In a horror car crash, two teen girls are being charged with murder after attempting to carjack an Uber Eats driver in Washington, D.C., causing a wreck after a struggle inside the vehicle. The story is a disturbing reflection of the deterioration of our moral compass and the lack of parental guidance in society.

For Mohammad Anwar, a 66-year-old immigrant from Pakistan, his shift with Uber Eats likely started like any other—but all that changed when two teen girls, ages 13 and 15, targeted Anwar and attempted to steal his vehicle using a taser as a threat.

According to reports, the girls had tased Anwar before entering his vehicle and attempted to steal it. Anwar ended up leaning outside the driver-side window of the car, yelling, “This is my car.” Bystanders were also looking on, with one yelling at the girls to “Stop it.”

As he was leaning out the car through the window, one of the girls floored the vehicle and it took off, crashing moments later.

Anwar, who came to America in 2014 for a better life, died from his injuries.

The girls are currently facing felony charges of murder and armed carjacking and have not been identified, as they’ve initially appeared in juvenile court. Due to the severity of the charges and the situation, it’s possible that the prosecutor will ask that the girls are charged as adults.

In a statement, Anwar’s family said, “The family is devastated by this senseless crime. Mohammad Anwar was a father, a grandfather, a husband, a brother and uncle beloved by many here in the U.S. and in Pakistan. … The loss for his family is immeasurable.”

The family is currently raising money for a traditional Islamic funeral.

Sadly, this is a growing trend in the nation’s capital, which saw a 350% surge in carjackings over the last year.

In addition to the two teen girls, two teenage boys were also arrested for back-to-back carjackings two days after Anwar’s death. The boys were armed with a handgun and “demanded the victim exit the vehicle,” according to an official statement from the D.C. Metropolitan Police Department. Two other teen boys, ages 13 and 14, were also arrested in that same timeframe. The police report that the boys threatened the victims with a knife and physical violence.

This story is shocking and horrible. How could two teenage girls, who should be more concerned about the latest makeup and fashion trends while crushing on the latest teen heartthrob, become armed carjackers and killers?

Chuck Colson is the founder of the Colson Center and Prison Fellowship, and he shared a bit in one blog post in 1994 about his thoughts on the moral decay of America’s youth.

Entitled “A Mirror of Our Morals,” Colson wrote, “What we’re witnessing is the rise of crime without conscience: kids who have no sense of right and wrong. In psychiatry, this is called psychopathic behavior. Today it’s called commonplace behavior. Even ‘nice’ kids show signs of having lost their moral compass. A Josephson Institute study found that about a third of all high-school-aged teens have stolen from a store. Two-thirds have cheated on exams. And the younger the age, the more cynical the attitude toward moral questions.
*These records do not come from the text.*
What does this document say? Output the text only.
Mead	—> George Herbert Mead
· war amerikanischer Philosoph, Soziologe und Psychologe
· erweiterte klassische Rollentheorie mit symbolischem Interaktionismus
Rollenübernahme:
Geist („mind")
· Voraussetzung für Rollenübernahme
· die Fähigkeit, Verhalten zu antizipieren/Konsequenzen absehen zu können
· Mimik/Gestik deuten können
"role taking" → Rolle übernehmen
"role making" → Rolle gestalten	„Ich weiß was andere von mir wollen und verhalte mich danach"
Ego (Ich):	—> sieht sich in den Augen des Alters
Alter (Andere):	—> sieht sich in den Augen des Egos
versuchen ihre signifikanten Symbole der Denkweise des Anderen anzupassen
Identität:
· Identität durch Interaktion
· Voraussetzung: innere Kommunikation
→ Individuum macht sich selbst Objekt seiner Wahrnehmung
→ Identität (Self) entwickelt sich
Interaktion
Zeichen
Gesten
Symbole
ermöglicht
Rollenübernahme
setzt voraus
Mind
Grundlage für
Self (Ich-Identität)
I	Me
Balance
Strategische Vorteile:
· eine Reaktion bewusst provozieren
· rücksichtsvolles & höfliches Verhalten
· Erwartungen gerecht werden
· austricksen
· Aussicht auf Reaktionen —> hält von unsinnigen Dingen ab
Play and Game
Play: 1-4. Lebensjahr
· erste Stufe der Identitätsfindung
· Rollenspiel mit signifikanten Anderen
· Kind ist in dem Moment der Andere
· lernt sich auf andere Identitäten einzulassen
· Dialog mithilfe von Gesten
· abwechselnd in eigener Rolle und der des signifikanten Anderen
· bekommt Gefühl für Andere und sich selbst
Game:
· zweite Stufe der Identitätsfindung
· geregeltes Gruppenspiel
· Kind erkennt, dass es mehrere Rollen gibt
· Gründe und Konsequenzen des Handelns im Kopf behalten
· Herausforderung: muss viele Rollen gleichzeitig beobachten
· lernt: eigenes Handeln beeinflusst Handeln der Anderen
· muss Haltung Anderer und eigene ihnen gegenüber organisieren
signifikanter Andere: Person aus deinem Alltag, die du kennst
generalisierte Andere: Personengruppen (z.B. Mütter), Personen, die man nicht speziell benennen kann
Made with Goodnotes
“The fact is that crime is merely an extreme expression of a moral relativism pervading all levels of society. As Myron Magnet argues in The Dream and the Nightmare, dangerous crime has grown from dangerous ideas. Beginning with intellectuals and artists, Western elites denied the existence of a universal, transcendent moral standard. Morality was defined as subjective, an idea that hit the streets in the phrase ‘do your own thing.’ And criminals did. Ideas and values. These are what determine whether people commit crimes or not.

“The most powerful curb on crime is not external force. It’s the internal guidance of conscience informed by transcendent moral precepts. … (We should) direct our attention to the deeper need: devising policies that strengthen families, schools, and neighborhood programs, where real moral education takes place. Unless we find ways to cultivate conscience, we will never build enough prisons or hire enough police.”

Colson knows a bit about this moral decay. As a special counsel member to President Richard Nixon, Colson was involved in the Watergate Scandal and spent time in prison for his role before converting to evangelical Christianity and founding two ministries.

The teenage girls and boys that engaged in these horrific and violent crimes must be held accountable for their actions, but what’s the best way to prevent such tragic situations in the future? Are changes in governmental policy the answer? Or is focusing on strengthening the family and establishing a strong moral foundation in youth throughout the country what will help?